Without a doubt, the below image was my favorite of the day. For those unfamiliar, Barbara was the owner of Pulse Nightclub. This shot — Poma cheering on runners as they passed her nightclub — really tugged at my heartstrings. The image was later picked up by a slew of media organizations.


Come event day, I wasn’t alone in content capture. Armed alongside me was a photographer and videographer — both of which I hired myself. Once again here, funds were extremely tight. But with a little salesmanship (e.g. this event is for a bigger cause), the creatives agreed to assist for a price well below their working rate.

Enduring Eye provided the photos, while SwiftPro-Motion (also my personal barber) created the below video, which perfectly encapsulated the energy of the entire event:


The UFC DeVos graduate students that followed my 2017 class have continued to host the event annually — growing it bigger than any one of us old-timers could’ve initially imagined. Registered runners are now in the 2,000 range, sponsors have included the likes of Nike and Wal-Mart, and proceeds to the onePULSE Foundation are multiples higher.
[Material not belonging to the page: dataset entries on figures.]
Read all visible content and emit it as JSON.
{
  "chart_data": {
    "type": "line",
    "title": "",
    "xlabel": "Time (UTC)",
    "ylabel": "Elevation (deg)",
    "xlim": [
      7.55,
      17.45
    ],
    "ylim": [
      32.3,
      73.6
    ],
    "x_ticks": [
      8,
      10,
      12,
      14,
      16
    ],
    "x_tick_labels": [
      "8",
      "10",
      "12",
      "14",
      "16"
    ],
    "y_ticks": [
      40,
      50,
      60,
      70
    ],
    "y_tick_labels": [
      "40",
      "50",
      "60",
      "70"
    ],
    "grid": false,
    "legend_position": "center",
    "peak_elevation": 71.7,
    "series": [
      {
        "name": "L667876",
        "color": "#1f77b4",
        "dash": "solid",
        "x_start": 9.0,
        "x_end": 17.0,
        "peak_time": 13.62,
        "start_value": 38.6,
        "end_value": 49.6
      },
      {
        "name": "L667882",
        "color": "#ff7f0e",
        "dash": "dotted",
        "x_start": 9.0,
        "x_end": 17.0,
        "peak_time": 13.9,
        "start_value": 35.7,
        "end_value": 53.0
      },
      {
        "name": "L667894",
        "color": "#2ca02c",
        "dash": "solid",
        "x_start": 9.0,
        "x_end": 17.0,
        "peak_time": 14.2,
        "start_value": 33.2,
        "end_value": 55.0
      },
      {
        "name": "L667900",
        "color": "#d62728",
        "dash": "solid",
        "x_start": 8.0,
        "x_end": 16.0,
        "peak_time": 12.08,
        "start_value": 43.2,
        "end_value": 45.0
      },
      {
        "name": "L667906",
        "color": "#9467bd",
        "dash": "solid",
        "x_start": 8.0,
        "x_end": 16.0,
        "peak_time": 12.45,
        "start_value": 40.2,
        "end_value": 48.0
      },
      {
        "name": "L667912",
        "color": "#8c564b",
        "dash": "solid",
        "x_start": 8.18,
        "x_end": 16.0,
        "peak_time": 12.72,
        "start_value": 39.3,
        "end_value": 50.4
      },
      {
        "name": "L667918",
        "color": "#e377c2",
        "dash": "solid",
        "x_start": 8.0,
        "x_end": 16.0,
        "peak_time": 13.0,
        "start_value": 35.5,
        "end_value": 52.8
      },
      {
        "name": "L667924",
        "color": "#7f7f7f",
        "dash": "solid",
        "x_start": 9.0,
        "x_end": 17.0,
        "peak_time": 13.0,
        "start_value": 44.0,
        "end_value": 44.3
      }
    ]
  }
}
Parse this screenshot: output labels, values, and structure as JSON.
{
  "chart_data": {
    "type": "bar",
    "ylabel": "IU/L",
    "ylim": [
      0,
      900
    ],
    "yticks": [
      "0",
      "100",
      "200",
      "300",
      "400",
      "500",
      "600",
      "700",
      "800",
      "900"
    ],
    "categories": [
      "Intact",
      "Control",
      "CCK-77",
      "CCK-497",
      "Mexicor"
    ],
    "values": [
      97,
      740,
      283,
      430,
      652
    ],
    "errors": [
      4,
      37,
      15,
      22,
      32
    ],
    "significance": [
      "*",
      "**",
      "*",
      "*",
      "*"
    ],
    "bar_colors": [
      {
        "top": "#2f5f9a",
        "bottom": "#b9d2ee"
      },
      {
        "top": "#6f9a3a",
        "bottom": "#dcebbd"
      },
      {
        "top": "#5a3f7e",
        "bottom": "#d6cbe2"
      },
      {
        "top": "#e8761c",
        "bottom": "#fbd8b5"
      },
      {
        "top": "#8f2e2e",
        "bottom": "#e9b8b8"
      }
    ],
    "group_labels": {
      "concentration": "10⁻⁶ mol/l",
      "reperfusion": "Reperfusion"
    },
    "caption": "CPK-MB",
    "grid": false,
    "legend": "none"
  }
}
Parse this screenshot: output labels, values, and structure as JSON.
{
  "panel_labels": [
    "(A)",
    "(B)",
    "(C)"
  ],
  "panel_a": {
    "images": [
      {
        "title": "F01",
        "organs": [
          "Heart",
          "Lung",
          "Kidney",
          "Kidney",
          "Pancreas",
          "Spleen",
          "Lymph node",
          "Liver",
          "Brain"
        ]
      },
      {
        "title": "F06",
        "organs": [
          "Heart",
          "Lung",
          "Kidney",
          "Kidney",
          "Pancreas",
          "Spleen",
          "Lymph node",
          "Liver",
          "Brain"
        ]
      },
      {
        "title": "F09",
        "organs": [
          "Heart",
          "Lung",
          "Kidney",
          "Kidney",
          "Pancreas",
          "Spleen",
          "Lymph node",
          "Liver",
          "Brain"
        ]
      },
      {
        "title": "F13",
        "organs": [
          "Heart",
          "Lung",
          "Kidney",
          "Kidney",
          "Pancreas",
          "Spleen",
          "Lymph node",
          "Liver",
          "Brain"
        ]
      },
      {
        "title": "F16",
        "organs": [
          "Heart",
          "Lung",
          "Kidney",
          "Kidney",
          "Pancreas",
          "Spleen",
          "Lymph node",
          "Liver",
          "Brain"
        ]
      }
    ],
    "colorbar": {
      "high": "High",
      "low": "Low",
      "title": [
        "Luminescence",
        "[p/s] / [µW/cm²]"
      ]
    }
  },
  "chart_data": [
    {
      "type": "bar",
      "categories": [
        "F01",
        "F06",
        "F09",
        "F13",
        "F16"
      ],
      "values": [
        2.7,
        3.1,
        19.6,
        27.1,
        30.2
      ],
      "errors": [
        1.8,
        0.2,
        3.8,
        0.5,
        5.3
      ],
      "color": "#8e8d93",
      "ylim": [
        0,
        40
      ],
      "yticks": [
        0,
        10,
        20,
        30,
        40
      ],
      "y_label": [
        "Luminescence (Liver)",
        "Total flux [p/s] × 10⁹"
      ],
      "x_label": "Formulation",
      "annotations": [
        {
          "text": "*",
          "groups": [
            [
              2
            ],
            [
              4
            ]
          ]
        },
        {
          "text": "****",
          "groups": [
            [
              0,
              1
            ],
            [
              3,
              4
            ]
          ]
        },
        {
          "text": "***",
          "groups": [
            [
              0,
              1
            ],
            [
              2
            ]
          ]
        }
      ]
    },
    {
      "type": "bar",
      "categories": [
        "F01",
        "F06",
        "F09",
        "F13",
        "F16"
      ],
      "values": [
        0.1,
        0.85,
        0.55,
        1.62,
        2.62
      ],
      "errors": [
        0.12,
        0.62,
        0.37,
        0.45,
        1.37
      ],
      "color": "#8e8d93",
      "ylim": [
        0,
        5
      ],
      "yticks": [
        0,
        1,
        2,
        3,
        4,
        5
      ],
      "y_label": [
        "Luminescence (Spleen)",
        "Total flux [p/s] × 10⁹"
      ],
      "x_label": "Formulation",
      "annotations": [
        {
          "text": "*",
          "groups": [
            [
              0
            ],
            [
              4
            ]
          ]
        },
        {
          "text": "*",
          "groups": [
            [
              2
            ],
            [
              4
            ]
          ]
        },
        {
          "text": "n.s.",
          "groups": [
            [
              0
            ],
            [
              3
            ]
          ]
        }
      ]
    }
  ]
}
Furthermore, organizing the event has become a real-world learning experience for active students, just like it was for us. My own experience planning the CommUNITY Rainbow Run was a second-to-none reminder that when you care deeply enough about something, there’s little that can stop you.

To this day, the CommUNITY Rainbow Run remains my proudest career achievement on so many fronts. Me, I always strive for my work to impact others positively, and up until now, I don’t think anything I’ve done has left a bigger dent than this — both for that whole city and future generations of DeVos students hosting the run.

And second, it really was an all-hands-on-deck team effort to create this event alongside my DeVos classmates (pictured below). It created shared ownership between us all and cause of that, the pre-event struggles hurt less and the post-event wins roared bigger. I’m forever chasing a team like this again, which I believe DraftKings can certainly be.